Das Brandschutzkonzept geht in 18 Punkten detailliert auf alle notwendigen Maßnahmen ein, die teilweise bauliche Veränderungen notwendig machen, teils aber auch durch rein organisatorische Maßnahmen (wie z.B. Rauchverbot) realisiert werden können.

Den Ausführungen des Brandschutzsachverständigen ist nicht zu entnehmen, warum das Große Haus per Dekret über Nacht geschlossen werden musste. Das Brandschutzkonzept datiert vom 21. September 2010. Zwischen Schließung und Konzeptvorlage liegen also vier Monate, in denen angeblich oder wirklich Menschenleben gefährdet wurden. Mehr noch: Bereits im September 2009, also vor 16 Monaten, wurde „ein weiterer sicherer Betrieb als nicht gewährleistet angesehen“. Warum erst jetzt die abrupte Schließung? Um uns Bürgern das leicht irreal anmutende Stadthafenkonzept (Tunnel und Fußgängerbrücke mit potentiellem Theaterneubau) verkaufen zu können? Oder warum sonst?
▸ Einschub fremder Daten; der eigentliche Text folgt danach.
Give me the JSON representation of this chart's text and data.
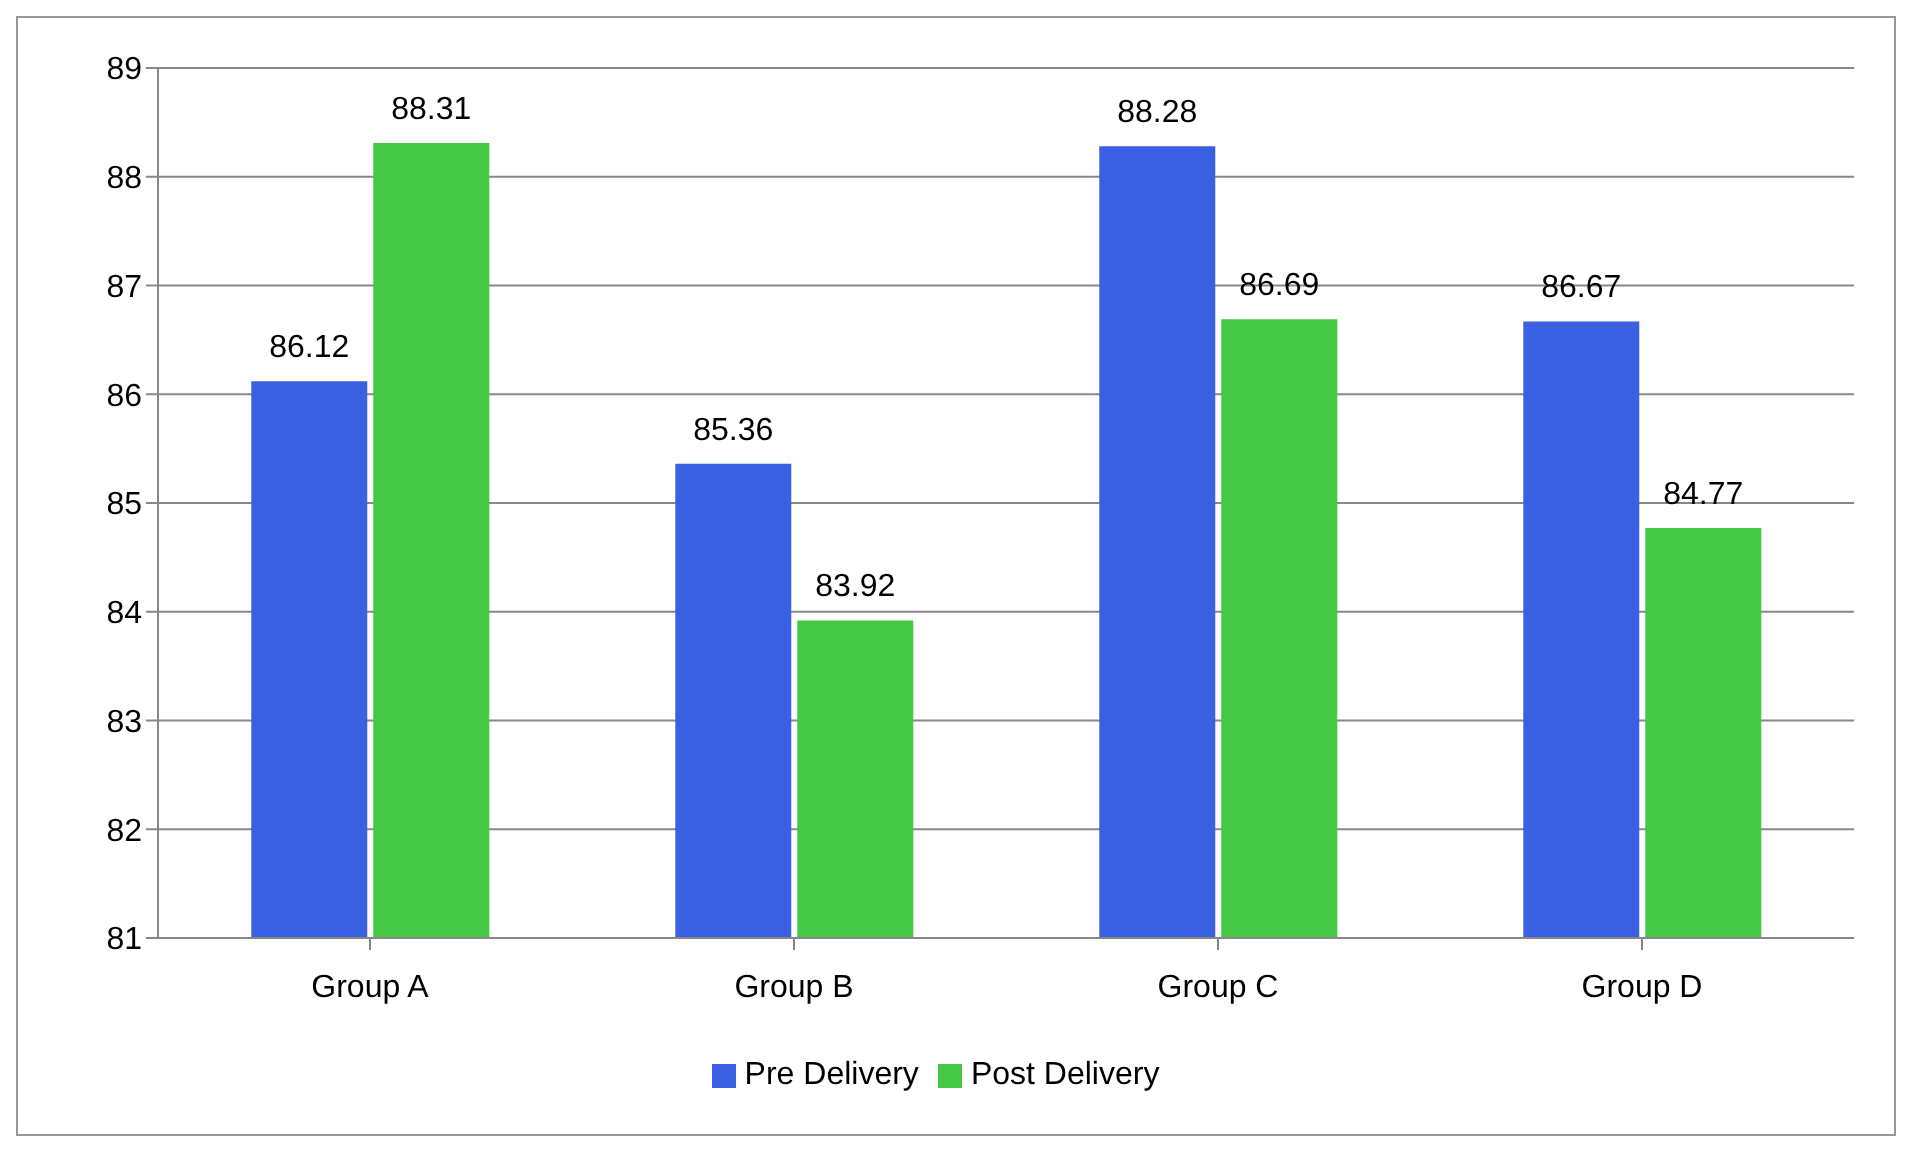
{
  "chart_data": {
    "type": "bar",
    "categories": [
      "Group A",
      "Group B",
      "Group C",
      "Group D"
    ],
    "series": [
      {
        "name": "Pre Delivery",
        "color": "#3a5fe0",
        "values": [
          86.12,
          85.36,
          88.28,
          86.67
        ]
      },
      {
        "name": "Post Delivery",
        "color": "#45c845",
        "values": [
          88.31,
          83.92,
          86.69,
          84.77
        ]
      }
    ],
    "ylim": [
      81,
      89
    ],
    "yticks": [
      81,
      82,
      83,
      84,
      85,
      86,
      87,
      88,
      89
    ],
    "grid": "y",
    "legend": "bottom",
    "data_labels": true
  }
}
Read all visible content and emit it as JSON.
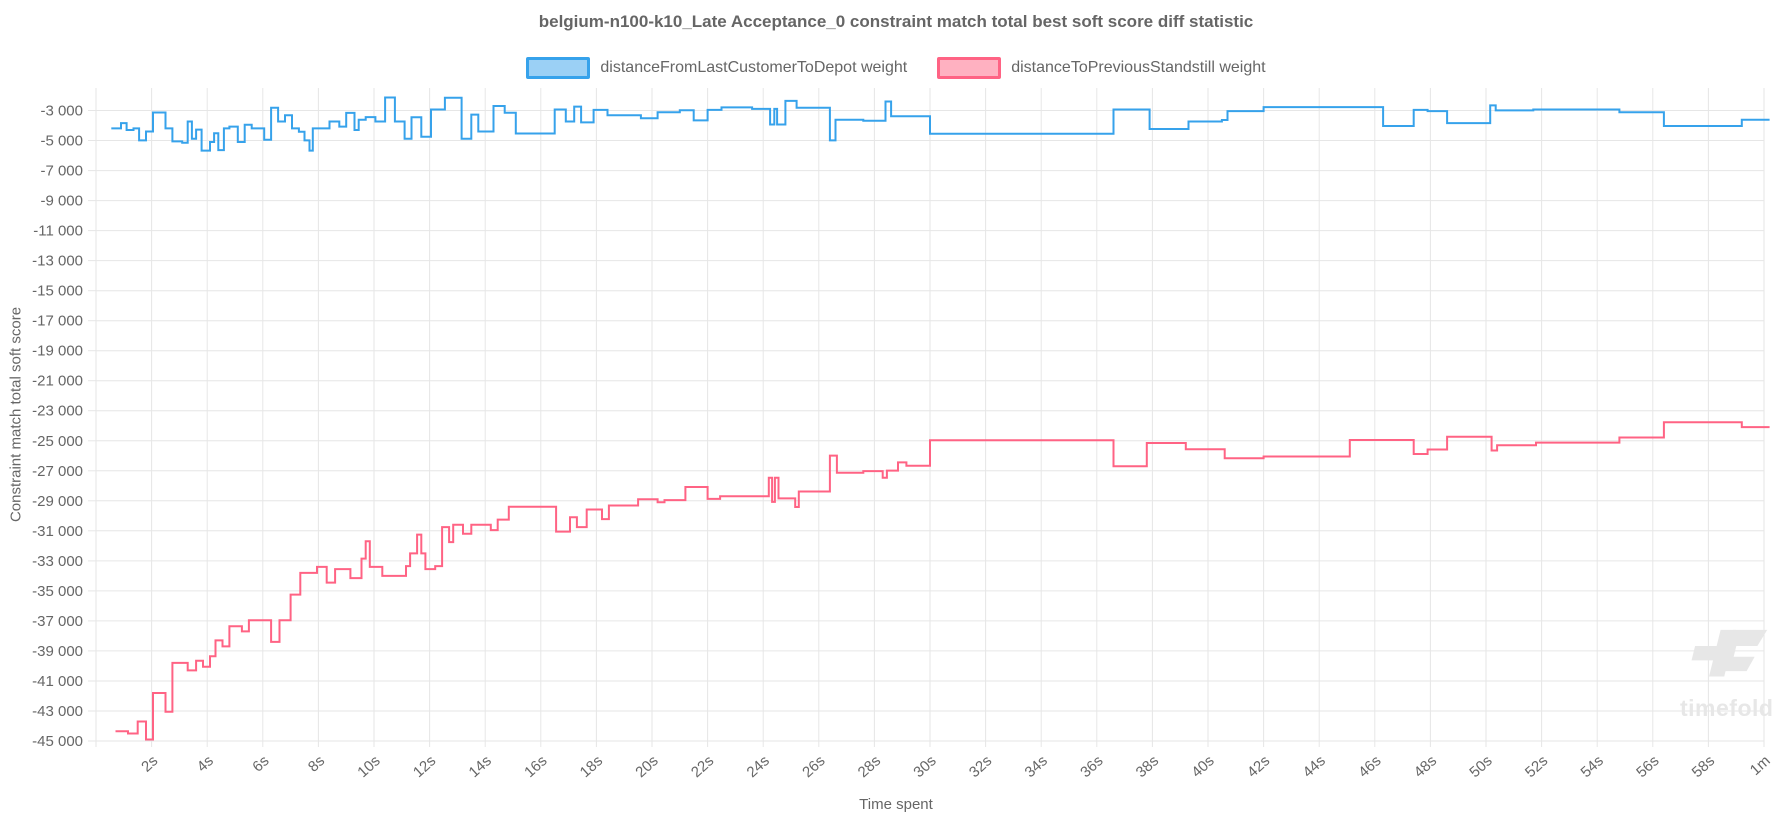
{
  "title": "belgium-n100-k10_Late Acceptance_0 constraint match total best soft score diff statistic",
  "legend": [
    {
      "label": "distanceFromLastCustomerToDepot weight",
      "color": "#36A2EB",
      "fill": "#9BD0F5"
    },
    {
      "label": "distanceToPreviousStandstill weight",
      "color": "#FF6384",
      "fill": "#FFB1C1"
    }
  ],
  "watermark": {
    "text": "timefold"
  },
  "colors": {
    "grid": "#e6e6e6",
    "tick_text": "#666666",
    "watermark": "#e7e7e7",
    "background": "#ffffff"
  },
  "chart_data": {
    "type": "line",
    "step": true,
    "title": "belgium-n100-k10_Late Acceptance_0 constraint match total best soft score diff statistic",
    "xlabel": "Time spent",
    "ylabel": "Constraint match total soft score",
    "legend_position": "top",
    "grid": true,
    "xlim": [
      0,
      60
    ],
    "ylim": [
      -45000,
      -1500
    ],
    "x_end": 60.2,
    "x_ticks": [
      {
        "t": 2,
        "label": "2s"
      },
      {
        "t": 4,
        "label": "4s"
      },
      {
        "t": 6,
        "label": "6s"
      },
      {
        "t": 8,
        "label": "8s"
      },
      {
        "t": 10,
        "label": "10s"
      },
      {
        "t": 12,
        "label": "12s"
      },
      {
        "t": 14,
        "label": "14s"
      },
      {
        "t": 16,
        "label": "16s"
      },
      {
        "t": 18,
        "label": "18s"
      },
      {
        "t": 20,
        "label": "20s"
      },
      {
        "t": 22,
        "label": "22s"
      },
      {
        "t": 24,
        "label": "24s"
      },
      {
        "t": 26,
        "label": "26s"
      },
      {
        "t": 28,
        "label": "28s"
      },
      {
        "t": 30,
        "label": "30s"
      },
      {
        "t": 32,
        "label": "32s"
      },
      {
        "t": 34,
        "label": "34s"
      },
      {
        "t": 36,
        "label": "36s"
      },
      {
        "t": 38,
        "label": "38s"
      },
      {
        "t": 40,
        "label": "40s"
      },
      {
        "t": 42,
        "label": "42s"
      },
      {
        "t": 44,
        "label": "44s"
      },
      {
        "t": 46,
        "label": "46s"
      },
      {
        "t": 48,
        "label": "48s"
      },
      {
        "t": 50,
        "label": "50s"
      },
      {
        "t": 52,
        "label": "52s"
      },
      {
        "t": 54,
        "label": "54s"
      },
      {
        "t": 56,
        "label": "56s"
      },
      {
        "t": 58,
        "label": "58s"
      },
      {
        "t": 60,
        "label": "1m"
      }
    ],
    "y_ticks": [
      {
        "v": -3000,
        "label": "-3 000"
      },
      {
        "v": -5000,
        "label": "-5 000"
      },
      {
        "v": -7000,
        "label": "-7 000"
      },
      {
        "v": -9000,
        "label": "-9 000"
      },
      {
        "v": -11000,
        "label": "-11 000"
      },
      {
        "v": -13000,
        "label": "-13 000"
      },
      {
        "v": -15000,
        "label": "-15 000"
      },
      {
        "v": -17000,
        "label": "-17 000"
      },
      {
        "v": -19000,
        "label": "-19 000"
      },
      {
        "v": -21000,
        "label": "-21 000"
      },
      {
        "v": -23000,
        "label": "-23 000"
      },
      {
        "v": -25000,
        "label": "-25 000"
      },
      {
        "v": -27000,
        "label": "-27 000"
      },
      {
        "v": -29000,
        "label": "-29 000"
      },
      {
        "v": -31000,
        "label": "-31 000"
      },
      {
        "v": -33000,
        "label": "-33 000"
      },
      {
        "v": -35000,
        "label": "-35 000"
      },
      {
        "v": -37000,
        "label": "-37 000"
      },
      {
        "v": -39000,
        "label": "-39 000"
      },
      {
        "v": -41000,
        "label": "-41 000"
      },
      {
        "v": -43000,
        "label": "-43 000"
      },
      {
        "v": -45000,
        "label": "-45 000"
      }
    ],
    "series": [
      {
        "name": "distanceFromLastCustomerToDepot weight",
        "color": "#36A2EB",
        "points": [
          [
            0.55,
            -4190
          ],
          [
            0.9,
            -3840
          ],
          [
            1.1,
            -4300
          ],
          [
            1.35,
            -4190
          ],
          [
            1.55,
            -4990
          ],
          [
            1.8,
            -4400
          ],
          [
            2.05,
            -3130
          ],
          [
            2.5,
            -4190
          ],
          [
            2.75,
            -5060
          ],
          [
            3.1,
            -5150
          ],
          [
            3.3,
            -3730
          ],
          [
            3.45,
            -4880
          ],
          [
            3.6,
            -4270
          ],
          [
            3.8,
            -5670
          ],
          [
            4.1,
            -5100
          ],
          [
            4.25,
            -4520
          ],
          [
            4.4,
            -5640
          ],
          [
            4.6,
            -4190
          ],
          [
            4.8,
            -4070
          ],
          [
            5.1,
            -5100
          ],
          [
            5.35,
            -3950
          ],
          [
            5.6,
            -4190
          ],
          [
            6.05,
            -4950
          ],
          [
            6.3,
            -2820
          ],
          [
            6.55,
            -3730
          ],
          [
            6.8,
            -3320
          ],
          [
            7.05,
            -4190
          ],
          [
            7.3,
            -4420
          ],
          [
            7.5,
            -4990
          ],
          [
            7.68,
            -5670
          ],
          [
            7.8,
            -4190
          ],
          [
            8.4,
            -3730
          ],
          [
            8.75,
            -4070
          ],
          [
            9.0,
            -3160
          ],
          [
            9.3,
            -4300
          ],
          [
            9.45,
            -3620
          ],
          [
            9.7,
            -3440
          ],
          [
            10.05,
            -3730
          ],
          [
            10.4,
            -2130
          ],
          [
            10.75,
            -3730
          ],
          [
            11.1,
            -4880
          ],
          [
            11.35,
            -3450
          ],
          [
            11.7,
            -4750
          ],
          [
            12.05,
            -2930
          ],
          [
            12.55,
            -2150
          ],
          [
            13.15,
            -4880
          ],
          [
            13.5,
            -3270
          ],
          [
            13.75,
            -4400
          ],
          [
            14.3,
            -2700
          ],
          [
            14.7,
            -3150
          ],
          [
            15.1,
            -4530
          ],
          [
            16.5,
            -2930
          ],
          [
            16.9,
            -3730
          ],
          [
            17.2,
            -2740
          ],
          [
            17.45,
            -3790
          ],
          [
            17.9,
            -2960
          ],
          [
            18.4,
            -3320
          ],
          [
            19.6,
            -3520
          ],
          [
            20.2,
            -3110
          ],
          [
            21.0,
            -2980
          ],
          [
            21.5,
            -3660
          ],
          [
            22.0,
            -2960
          ],
          [
            22.5,
            -2790
          ],
          [
            23.6,
            -2890
          ],
          [
            24.25,
            -3930
          ],
          [
            24.4,
            -2890
          ],
          [
            24.5,
            -3930
          ],
          [
            24.8,
            -2360
          ],
          [
            25.2,
            -2820
          ],
          [
            26.4,
            -4990
          ],
          [
            26.6,
            -3610
          ],
          [
            27.6,
            -3680
          ],
          [
            28.4,
            -2400
          ],
          [
            28.6,
            -3380
          ],
          [
            30.0,
            -4550
          ],
          [
            36.6,
            -2930
          ],
          [
            37.9,
            -4230
          ],
          [
            39.3,
            -3730
          ],
          [
            40.5,
            -3630
          ],
          [
            40.7,
            -3040
          ],
          [
            42.0,
            -2770
          ],
          [
            46.3,
            -4030
          ],
          [
            47.4,
            -2960
          ],
          [
            47.9,
            -3040
          ],
          [
            48.6,
            -3840
          ],
          [
            50.15,
            -2660
          ],
          [
            50.35,
            -2990
          ],
          [
            51.7,
            -2930
          ],
          [
            54.8,
            -3110
          ],
          [
            56.4,
            -4030
          ],
          [
            59.2,
            -3620
          ]
        ]
      },
      {
        "name": "distanceToPreviousStandstill weight",
        "color": "#FF6384",
        "points": [
          [
            0.7,
            -44350
          ],
          [
            1.15,
            -44500
          ],
          [
            1.5,
            -43700
          ],
          [
            1.8,
            -44900
          ],
          [
            2.05,
            -41800
          ],
          [
            2.5,
            -43050
          ],
          [
            2.75,
            -39800
          ],
          [
            3.3,
            -40300
          ],
          [
            3.6,
            -39650
          ],
          [
            3.85,
            -40050
          ],
          [
            4.1,
            -39350
          ],
          [
            4.3,
            -38300
          ],
          [
            4.55,
            -38700
          ],
          [
            4.8,
            -37350
          ],
          [
            5.25,
            -37700
          ],
          [
            5.5,
            -36950
          ],
          [
            6.3,
            -38400
          ],
          [
            6.6,
            -36950
          ],
          [
            7.0,
            -35250
          ],
          [
            7.35,
            -33800
          ],
          [
            7.95,
            -33400
          ],
          [
            8.3,
            -34450
          ],
          [
            8.6,
            -33550
          ],
          [
            9.15,
            -34150
          ],
          [
            9.55,
            -32850
          ],
          [
            9.7,
            -31700
          ],
          [
            9.85,
            -33400
          ],
          [
            10.3,
            -34000
          ],
          [
            11.15,
            -33350
          ],
          [
            11.3,
            -32500
          ],
          [
            11.55,
            -31250
          ],
          [
            11.7,
            -32500
          ],
          [
            11.85,
            -33550
          ],
          [
            12.2,
            -33350
          ],
          [
            12.45,
            -30750
          ],
          [
            12.7,
            -31750
          ],
          [
            12.85,
            -30600
          ],
          [
            13.2,
            -31200
          ],
          [
            13.5,
            -30600
          ],
          [
            14.2,
            -30950
          ],
          [
            14.45,
            -30250
          ],
          [
            14.85,
            -29400
          ],
          [
            16.55,
            -31050
          ],
          [
            17.05,
            -30100
          ],
          [
            17.3,
            -30750
          ],
          [
            17.65,
            -29580
          ],
          [
            18.2,
            -30220
          ],
          [
            18.45,
            -29310
          ],
          [
            19.5,
            -28900
          ],
          [
            20.2,
            -29100
          ],
          [
            20.45,
            -28950
          ],
          [
            21.2,
            -28080
          ],
          [
            22.0,
            -28870
          ],
          [
            22.45,
            -28700
          ],
          [
            24.2,
            -27470
          ],
          [
            24.32,
            -29070
          ],
          [
            24.42,
            -27470
          ],
          [
            24.55,
            -28840
          ],
          [
            25.15,
            -29410
          ],
          [
            25.28,
            -28380
          ],
          [
            26.4,
            -25990
          ],
          [
            26.65,
            -27130
          ],
          [
            27.6,
            -27020
          ],
          [
            28.3,
            -27470
          ],
          [
            28.45,
            -26990
          ],
          [
            28.85,
            -26440
          ],
          [
            29.15,
            -26670
          ],
          [
            30.0,
            -24960
          ],
          [
            36.6,
            -26700
          ],
          [
            37.8,
            -25150
          ],
          [
            39.2,
            -25570
          ],
          [
            40.6,
            -26170
          ],
          [
            42.0,
            -26050
          ],
          [
            45.1,
            -24950
          ],
          [
            47.4,
            -25880
          ],
          [
            47.9,
            -25580
          ],
          [
            48.6,
            -24730
          ],
          [
            50.2,
            -25650
          ],
          [
            50.4,
            -25300
          ],
          [
            51.8,
            -25120
          ],
          [
            54.8,
            -24780
          ],
          [
            56.4,
            -23760
          ],
          [
            59.2,
            -24090
          ]
        ]
      }
    ]
  }
}
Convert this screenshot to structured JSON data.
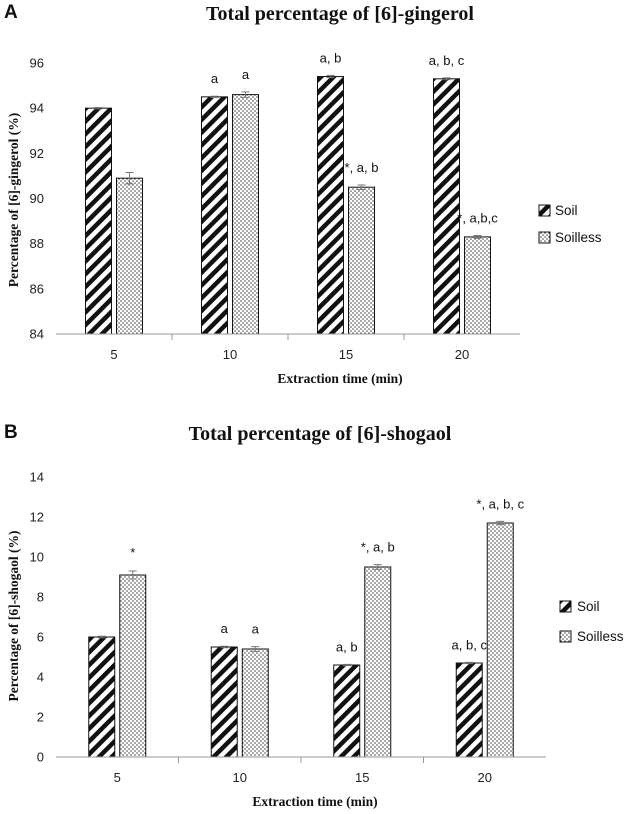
{
  "chart_data": [
    {
      "panel": "A",
      "type": "bar",
      "title": "Total percentage of [6]-gingerol",
      "xlabel": "Extraction time (min)",
      "ylabel": "Percentage of [6]-gingerol (%)",
      "ylim": [
        84,
        96
      ],
      "yticks": [
        84,
        86,
        88,
        90,
        92,
        94,
        96
      ],
      "categories": [
        "5",
        "10",
        "15",
        "20"
      ],
      "series": [
        {
          "name": "Soil",
          "pattern": "diagonal-stripes",
          "values": [
            94.0,
            94.5,
            95.4,
            95.3
          ],
          "errors": [
            0.03,
            0.03,
            0.05,
            0.04
          ],
          "annotations": [
            "",
            "a",
            "a, b",
            "a, b, c"
          ]
        },
        {
          "name": "Soilless",
          "pattern": "dots",
          "values": [
            90.9,
            94.6,
            90.5,
            88.3
          ],
          "errors": [
            0.25,
            0.12,
            0.1,
            0.06
          ],
          "annotations": [
            "",
            "a",
            "*, a, b",
            "*, a,b,c"
          ]
        }
      ],
      "legend_position": "right"
    },
    {
      "panel": "B",
      "type": "bar",
      "title": "Total percentage of [6]-shogaol",
      "xlabel": "Extraction time (min)",
      "ylabel": "Percentage of [6]-shogaol (%)",
      "ylim": [
        0,
        14
      ],
      "yticks": [
        0,
        2,
        4,
        6,
        8,
        10,
        12,
        14
      ],
      "categories": [
        "5",
        "10",
        "15",
        "20"
      ],
      "series": [
        {
          "name": "Soil",
          "pattern": "diagonal-stripes",
          "values": [
            6.0,
            5.5,
            4.6,
            4.7
          ],
          "errors": [
            0.04,
            0.04,
            0.03,
            0.03
          ],
          "annotations": [
            "",
            "a",
            "a, b",
            "a, b, c"
          ]
        },
        {
          "name": "Soilless",
          "pattern": "dots",
          "values": [
            9.1,
            5.4,
            9.5,
            11.7
          ],
          "errors": [
            0.2,
            0.12,
            0.12,
            0.08
          ],
          "annotations": [
            "*",
            "a",
            "*, a, b",
            "*, a, b, c"
          ]
        }
      ],
      "legend_position": "right"
    }
  ]
}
Ich glaube, die eingangs zitierte Leserzuschrift muss im entscheidenden Punkt leicht umformuliert werden: „Warum haben die Verantwortlichen nicht rechtzeitig gehandelt, sie haben es doch lange genug gewusst! JETZT hat der Staatsanwalt das Wort, JETZT müssen Köpfe rollen!“ Haben Sie schon Anzeige erstattet, Herr Anonymus?

Und natürlich muss JETZT die zügige „Ertüchtigung“ des großen Hauses erfolgen. Geld ist schließlich genug da. Aber das ist schon wieder ein anderes Thema.